Des réparations sont prévues par la loi quand un acquittement est prononcé après une détention préventive.

En 10 ans, 115 personnes ont été indemnisées suite à leur détention préventive inopérante. C'est ce que le ministre de la Justice, Félix Braz a mis en évidence en répondant à la question parlementaire du député Dan Biancalana.

En effet, la loi du 30 décembre 1981 prévoit que, sous certaines conditions, un droit à la réparation est ouvert à toute personne qui a été privée de sa liberté préventivement pendant plus de trois jours sans que cette détention ou son maintien ait été provoqué par sa propre faute.

C'est le cas quand une personne a été acquittée, a bénéficié d'un non-lieu ou d'une prescription.
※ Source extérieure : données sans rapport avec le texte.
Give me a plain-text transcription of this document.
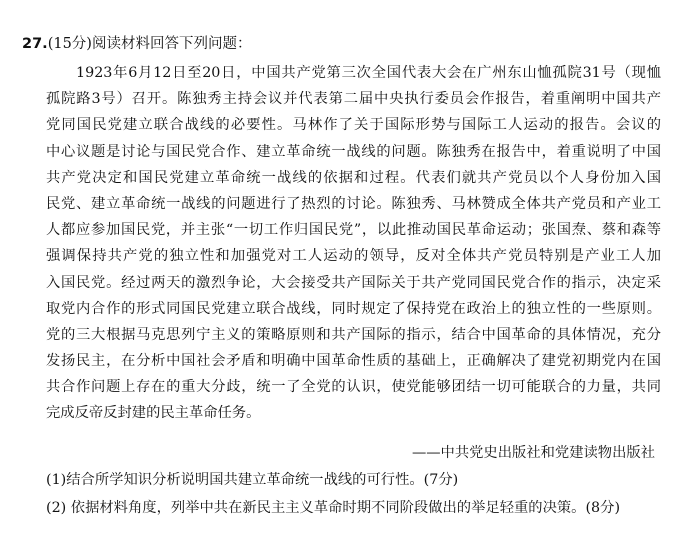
27.(15分)阅读材料回答下列问题：
1923年6月12日至20日，中国共产党第三次全国代表大会在广州东山恤孤院31号（现恤
孤院路3号）召开。陈独秀主持会议并代表第二届中央执行委员会作报告，着重阐明中国共产
党同国民党建立联合战线的必要性。马林作了关于国际形势与国际工人运动的报告。会议的
中心议题是讨论与国民党合作、建立革命统一战线的问题。陈独秀在报告中，着重说明了中国
共产党决定和国民党建立革命统一战线的依据和过程。代表们就共产党员以个人身份加入国
民党、建立革命统一战线的问题进行了热烈的讨论。陈独秀、马林赞成全体共产党员和产业工
人都应参加国民党，并主张“一切工作归国民党”，以此推动国民革命运动；张国焘、蔡和森等
强调保持共产党的独立性和加强党对工人运动的领导，反对全体共产党员特别是产业工人加
入国民党。经过两天的激烈争论，大会接受共产国际关于共产党同国民党合作的指示，决定采
取党内合作的形式同国民党建立联合战线，同时规定了保持党在政治上的独立性的一些原则。
党的三大根据马克思列宁主义的策略原则和共产国际的指示，结合中国革命的具体情况，充分
发扬民主，在分析中国社会矛盾和明确中国革命性质的基础上，正确解决了建党初期党内在国
共合作问题上存在的重大分歧，统一了全党的认识，使党能够团结一切可能联合的力量，共同
完成反帝反封建的民主革命任务。
——中共党史出版社和党建读物出版社
(1)结合所学知识分析说明国共建立革命统一战线的可行性。(7分)
(2) 依据材料角度，列举中共在新民主主义革命时期不同阶段做出的举足轻重的决策。(8分)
Une indemnité pour préjudice moral allant de 50 à 400 euros par jour d'emprisonnement est allouée en fonction "de la situation familiale du demandeur au moment de la détention, de son état de santé physique et psychique, des conditions de détention et de l'existence ou non de publicité ayant entouré la détention".

Les chiffres présentés par le ministère de la Justice montrent des durées de détentions très variables, allant de quelques jours jusqu'à plus de quatre ans. Une personne ayant été détenue abusivement 1.463 jours a ainsi obtenu un indemnité 585.200 euros en mars 2016. Deux autres cas de plus de 1.000 jours de détention et plus de 500.000 euros d'indemnité sont à signaler.

En tout, ce sont près de 30.000 jours de détention préventive inopérante qui ont été indemnisés ce qui représente plus de 3,2 millions d'euros.

L'analyse des chiffres ne permet pas de détecter une tendance ou une éventuelle amélioration du nombre de cas de détention préventive inopérante. Les derniers cas signalés remontent à il y a un an: 140 jours et 14 jours avec chacun 100 euros par jour.